Is Motorola a Google subsidy, or a company Google has a financial interest in? Will they become part of the search giant, as Nokia is with Microsoft, or continue to act independently? Motorola CEO Dennis Woodside recently gave an interview with the Fort Wayne Journal Gazette in which he highlights some of those very concerns. According to the new boss, things will change, but not because Google is demanding it.


In the interview, Woodside re-iterated a few points we’ve heard before, and made some overtures about just how separate they operate from their parent company. According to Woodside, Google is essentially the best shareholder you could ask for, allowing the company time to right itself and pursue long-term goals. “You also have to (believe in) the long-run value of having everybody connected on high-quality devices that can access all the services that we’re used to. Only Google has that long-term mindset.” said Woodside.

Though their quick rollout of Android 4.4 had many wondering, Woodside insists they get the newest version of Android on the same timeframe as others. “We get the code for the next-version Android at the same time as everybody else” Woodside quipped while making reference to the stonewall they run into as an independent entity. Motorola has no access to Google’s data, internal tools, or any other proprietary Google stuff. Motorola operates wholly separate, though expectations can be hard to manage:

The expectations are really high. You have people at Motorola who expect, now that Google owns us, we’re going to do everything together. You have outsiders who expect a completely different software or hardware strategy because the companies are now together.
Another challenge is more internal. Managing the cultural shift from a company that had been very engineering-led and driven, but not as consumer-led and driven as we want to become.

Together, but separate. That’s the new look Motorola as it relates to Google. While some may assume the Google owned company would simply be a hardware branch, it isn’t. To that end, Woodside notes that they’re morphing from a hardware company to one that aims to deliver on services. “Our product is not necessarily the hardware, but the mobile Web” said Woodside, who went on to adeptly point out the Moto G was specced similarly to the iPhone, but offered at 1/4 the price.

3 COMMENTS

  1. I really like the way Motorola has been operating lately. Their Motorola Droid was the first smartphone I ever owned. They always were very good with radios, which I have missed with my HTC and Samsung devices. I got fed up when they started getting Blur-happy and locking up their devices’ bootloaders. Now, the bootloaders are still locked, but they’ve finally realized that Android has matured enough that it doesn’t need a great deal of manufacturer overlay – just a couple add-in features if they actually bring something beneficial to the user experience. I think they really nailed the Moto X and to a bit lesser extent, their new Droid lineup. Glad to be back using a Moto device!

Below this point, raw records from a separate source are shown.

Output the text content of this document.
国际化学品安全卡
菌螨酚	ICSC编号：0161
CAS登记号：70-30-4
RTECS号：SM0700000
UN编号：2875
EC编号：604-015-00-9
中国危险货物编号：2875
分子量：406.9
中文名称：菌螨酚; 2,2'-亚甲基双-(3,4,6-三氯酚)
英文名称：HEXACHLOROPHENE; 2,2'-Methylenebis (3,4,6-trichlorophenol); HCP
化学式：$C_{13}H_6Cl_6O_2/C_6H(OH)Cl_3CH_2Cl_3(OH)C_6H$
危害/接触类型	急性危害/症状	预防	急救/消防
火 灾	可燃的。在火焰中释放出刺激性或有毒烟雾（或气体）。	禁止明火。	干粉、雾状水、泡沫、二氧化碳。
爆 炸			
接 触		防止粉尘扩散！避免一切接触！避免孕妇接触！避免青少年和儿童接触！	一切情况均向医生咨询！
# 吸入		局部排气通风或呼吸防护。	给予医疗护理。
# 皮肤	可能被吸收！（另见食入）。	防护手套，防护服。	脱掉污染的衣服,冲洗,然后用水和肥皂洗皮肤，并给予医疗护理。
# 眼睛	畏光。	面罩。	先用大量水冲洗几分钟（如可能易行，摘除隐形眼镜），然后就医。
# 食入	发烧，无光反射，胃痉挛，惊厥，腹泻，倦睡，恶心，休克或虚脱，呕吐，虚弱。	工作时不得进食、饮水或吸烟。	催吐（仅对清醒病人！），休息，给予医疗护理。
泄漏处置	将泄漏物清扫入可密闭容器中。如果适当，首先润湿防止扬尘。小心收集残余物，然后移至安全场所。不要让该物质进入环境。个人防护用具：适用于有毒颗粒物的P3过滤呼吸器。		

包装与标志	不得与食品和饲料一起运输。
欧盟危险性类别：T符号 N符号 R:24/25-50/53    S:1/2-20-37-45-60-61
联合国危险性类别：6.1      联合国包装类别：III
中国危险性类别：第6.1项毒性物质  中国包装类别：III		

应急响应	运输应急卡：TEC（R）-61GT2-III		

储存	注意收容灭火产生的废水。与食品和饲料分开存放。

  2. Motorola needs to make a phone with top end specs that can dual boot Android and Chrome OS depending on if it is docked or not. It would change the game. I just can’t believe i am the only one who has come up with this idea.

  3. Its abundantly clear Google is using Motorola to push market share buy dominating mid to low price range. Motorola is utilizing Google’s financial assistance to act on a strategy that dramatically cuts profit margins. No publicly traded company would ever do this.